Now, the information that the seismograph station has to work with is the difference in arrival times. Can you write that equation?

 

[Hypnos_16]

tp = d/vp
ts + 76.8 = d/vs

something like that?

 

[gneill]

Don't plug in any values yet. Work symbolically. Write an expression for the time difference between the arrivals, Δt.

 

[Hypnos_16]

Don't plug in any values yet. Work symbolically. Write an expression for the time difference between the arrivals, Δt.

okay,

Tp = d/vp
Ts + ΔT = d/vs

so something like that then?

 

[gneill]

Why didn't you use the expression you obtained for ts? You're losing ground!

Δt = ?

 

[Hypnos_16]

Why didn't you use the expression you obtained for ts? You're losing ground!

Δt = ?

Δt = 76.8 seconds, the time between when the p wave arrives at the station and then when the s wave arrives.

 

[gneill]

You're plugging in numbers again. Write the expression for Δt in terms of the expressions for ts and tp.

 

[Hypnos_16]

Δt =Ts - Tp

Something more like that?

 

[gneill]

Δt =Ts - Tp

Something more like that?

Yes, now substitute your expressions for ts and tp.

 

[Hypnos_16]

Yes, now substitute your expressions for ts and tp.

Δt =Ts - Tp
Δt =d/vs - d/vp
Δt =d(vp - vs) / vs - vp

and come up with something like that i imagine.

 

[gneill]

Something like that. But your last line is not correct.

Δt = d/vs - d/vp
Δt = d*(1/vs - 1/vp)
Δt = d*(vs*vp)/(vp - vs)

So now you can solve for d, right?

 

[Hypnos_16]

Something like that.

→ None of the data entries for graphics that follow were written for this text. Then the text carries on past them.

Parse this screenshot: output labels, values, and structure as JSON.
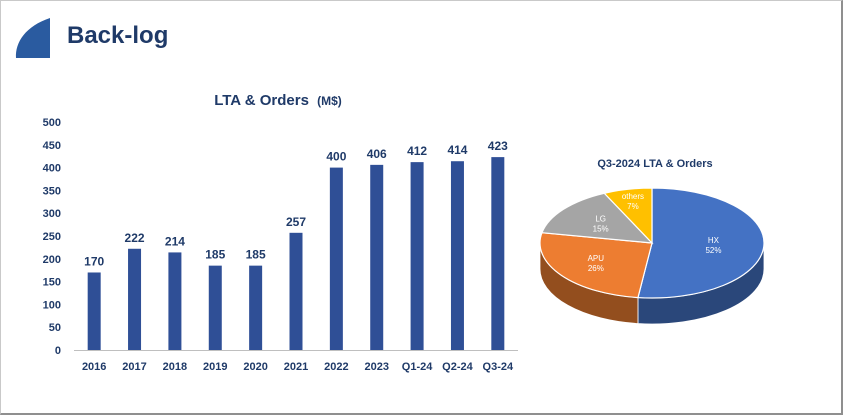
{
  "slide": {
    "title": "Back-log",
    "brand_color": "#2a5ba0",
    "title_color": "#1f3a68"
  },
  "chart_data": [
    {
      "type": "bar",
      "title": "LTA & Orders",
      "title_unit": "(M$)",
      "categories": [
        "2016",
        "2017",
        "2018",
        "2019",
        "2020",
        "2021",
        "2022",
        "2023",
        "Q1-24",
        "Q2-24",
        "Q3-24"
      ],
      "values": [
        170,
        222,
        214,
        185,
        185,
        257,
        400,
        406,
        412,
        414,
        423
      ],
      "data_labels": [
        "170",
        "222",
        "214",
        "185",
        "185",
        "257",
        "400",
        "406",
        "412",
        "414",
        "423"
      ],
      "ylim": [
        0,
        500
      ],
      "yticks": [
        "0",
        "50",
        "100",
        "150",
        "200",
        "250",
        "300",
        "350",
        "400",
        "450",
        "500"
      ],
      "xlabel": "",
      "ylabel": "",
      "grid": false,
      "bar_color": "#2f4f96"
    },
    {
      "type": "pie",
      "title": "Q3-2024 LTA & Orders",
      "slices": [
        {
          "name": "HX",
          "value": 52,
          "label": "52%",
          "color": "#4472c4"
        },
        {
          "name": "APU",
          "value": 26,
          "label": "26%",
          "color": "#ed7d31"
        },
        {
          "name": "LG",
          "value": 15,
          "label": "15%",
          "color": "#a5a5a5"
        },
        {
          "name": "others",
          "value": 7,
          "label": "7%",
          "color": "#ffc000"
        }
      ]
    }
  ]
}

But your last line is not correct.

Δt = d/vs - d/vp
Δt = d*(1/vs - 1/vp)
Δt = d*(vs*vp)/(vp - vs)

So now you can solve for d, right?

wouldn't you just go

Δt = d/vs - d/vp
Δt = d*(1/vs - 1/vp)
Δt = d*(vs*vp)/(vp - vs)
∆t * (vp - vs) / (vs * vp) = d
?

but that only gives like 6km, so, I'm thinking that isn't how you do it...

 

[gneill]

wouldn't you just go

Δt = d/vs - d/vp
Δt = d*(1/vs - 1/vp)
Δt = d*(vs*vp)/(vp - vs)
∆t * (vp - vs) / (vs * vp) = d
?

but that only gives like 6km, so, I'm thinking that isn't how you do it...

Sorry, my mistake... sometimes I type faster than I think...

Δt = d/vs - d/vp
Δt = d*(1/vs - 1/vp)
Δt = d*(vp - vs)/(vs*vp)
d = Δt*(vs*vp)/(vp - vs)

 

[Hypnos_16]

Happens to me all the time. No worries

So i got the whole thing to be

Tp = d/vp
Ts = d/vs
∆T = Ts - Tp
∆T = (d/vs) - (d/vp)
∆T = d*(1 / vs - 1 / vp)
∆T = d*(vp - vs) / (vs*vp)
d = ∆T*(vs*vp) / (vp - vs)
d = (76.8)(4.86*7.87) / (7.87 - 4.86)
d = 975.9km

which seems like a more likely answer than 6.